Big fish swims away

In the fog of the grief and rage that the nation was going through while it buried the 44 Special Action Force commandos who died in Mamasapano, Maguindanao, two body blows were stealthily delivered on the Philippine electoral system.

One was Commission on Elections Chair Sixto Brillantes’ signing of a P269-million deal (supposedly discounted) with Smartmatic for the “major repairs and replacement of destroyed machines” to be used in the automated 2016 polls—which he did three days before he retired. It was a patent midnight deal, but Brillantes was unapologetic, even defiant, about it: “Despite all of the attacks, I still signed the deal with Smartmatic. I did not have to sign it but I signed it… They kept on attacking us, so I signed it.”

In other words, pique was what got the man to seal the deal, and his approval of it was simply the final finger he could flash at his critics. And his critics include a sizable majority of the Filipino electorate who are questioning the string of contracts he has signed with Smartmatic, whose precinct count optical scan machines have been independently proven inefficient, error-prone and not entirely free of manipulation. Yet, to such valid concerns, and in contravention of his avowed duty to ensure the cleanest, most honest elections he could manage under his watch, he responded with a dismissive, petulant sense of impunity.

Perhaps Brillantes learned only too well from his predecessor Benjamin Abalos that however outrageous his conduct as Comelec chair, making him accountable for it would be a slog, and good luck to anyone who tries. On the same day that he delivered his farewell speech at the Comelec headquarters in Manila, the Pasay City Regional Trial Court Branch 112 acquitted Abalos of electoral sabotage on the basis of what it said was the prosecution’s failure to “establish any participation, direct or otherwise, of accused Abalos in the manipulation of the election results.” This is the second acquittal for Abalos; last October, another court dismissed 11 counts of electoral sabotage filed against him in January 2012 by a Comelec then already led by Brillantes.

What exactly was Abalos in the dock for? He was accused, along with lawyer Yogie Martirizar, the head of the provincial board of canvassers of North Cotabato, of rigging the election results from that province to ensure the victory of the Arroyo administration’s senatorial ticket in 2007. Martirizar would subsequently become a state witness and attest to the manipulation that happened.

It wasn’t an isolated case. Lilian Suan-Radam, provincial election supervisor of South Cotabato, made a similar charge in the case dismissed last October—that Abalos ordered her to make sure that the results would be a clean 12-0 sweep in favor of the administration ticket in her area.

But Judge Jesus Mupas didn’t think Martirizar’s testimony was sufficient.
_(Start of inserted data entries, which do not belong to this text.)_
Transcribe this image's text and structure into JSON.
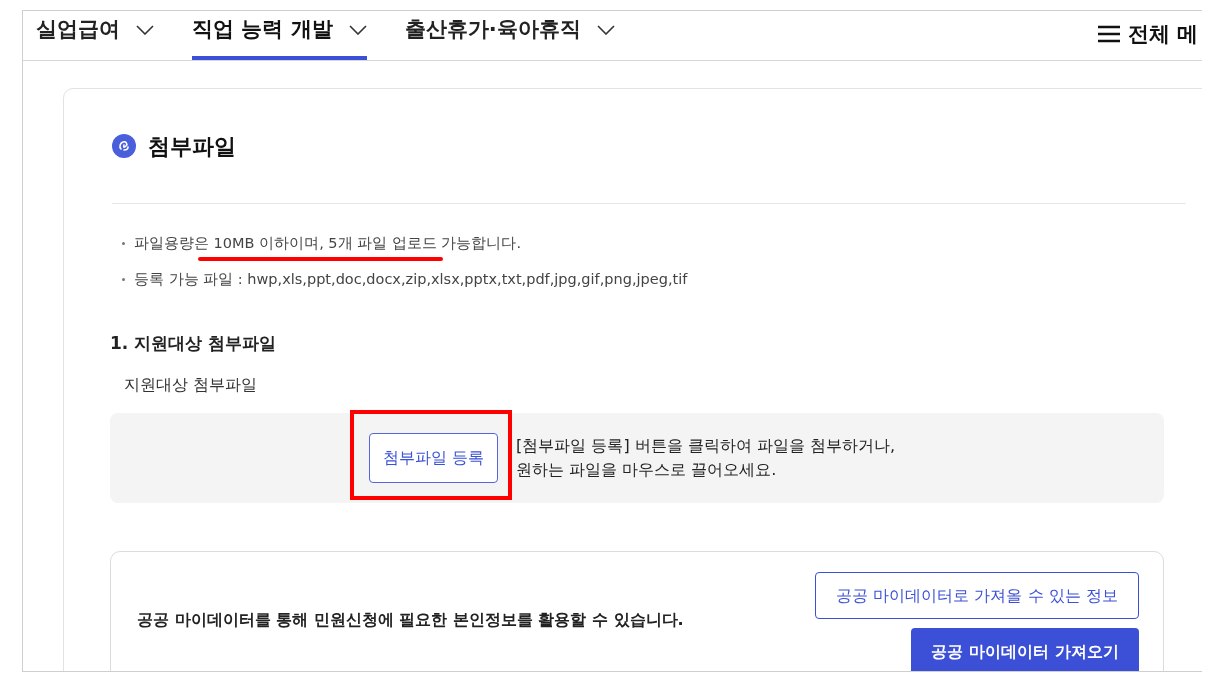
{
  "nav": {
    "tabs": [
      {
        "label": "실업급여",
        "selected": false
      },
      {
        "label": "직업 능력 개발",
        "selected": true
      },
      {
        "label": "출산휴가·육아휴직",
        "selected": false
      }
    ],
    "all_menu": "전체 메"
  },
  "section": {
    "title": "첨부파일",
    "notes": [
      {
        "text": "파일용량은 10MB 이하이며, 5개 파일 업로드 가능합니다.",
        "underlined": true
      },
      {
        "text": "등록 가능 파일 : hwp,xls,ppt,doc,docx,zip,xlsx,pptx,txt,pdf,jpg,gif,png,jpeg,tif",
        "underlined": false
      }
    ],
    "subheading": "1. 지원대상 첨부파일",
    "field_label": "지원대상 첨부파일",
    "upload": {
      "button": "첨부파일 등록",
      "highlighted": true,
      "hint_lines": [
        "[첨부파일 등록] 버튼을 클릭하여 파일을 첨부하거나,",
        "원하는 파일을 마우스로 끌어오세요."
      ]
    }
  },
  "mydata": {
    "text": "공공 마이데이터를 통해 민원신청에 필요한 본인정보를 활용할 수 있습니다.",
    "info_button": "공공 마이데이터로 가져올 수 있는 정보",
    "fetch_button": "공공 마이데이터 가져오기"
  }
}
There was deliberate manipulation in the North Cotabato vote count, sure—but “such admission cannot be simply taken hook, line, and sinker as against accused Abalos,” the judge ruled. “Though it may seem that the participants thereto acted upon the alleged   ‘instruction’ of Abalos, no other proof was introduced to establish this important fact.”

Perhaps the prosecution failed to present a stronger case? If that were so, this wouldn’t be the first time that government lawyers dropped the ball in a high-profile case. Still, wouldn’t it have been commonsensical for the court to ask if it was truly possible, in the scheme of things, for a lowly Comelec functionary to act on her own to game the election results—not even for local candidates, but for the senatorial candidates? Isn’t it more plausible to consider that she summoned the guts to do what she did because she had orders from above, and was assured that higher-ups had her back—which was exactly what Martirizar testified to?

But “it was not sufficiently established that these subsequent instructions came from Abalos. It was just presumed that the same is from him,” said the judge. In the court’s view, it is an entirely realistic scenario for local Comelec personnel to go rogue, break the law and tamper with election results—and know which party to favor, mind—on the mere “presumption” that they are doing the Comelec chair a favor.

As usual, it’s the small fry that fries while the big fish swims away—again.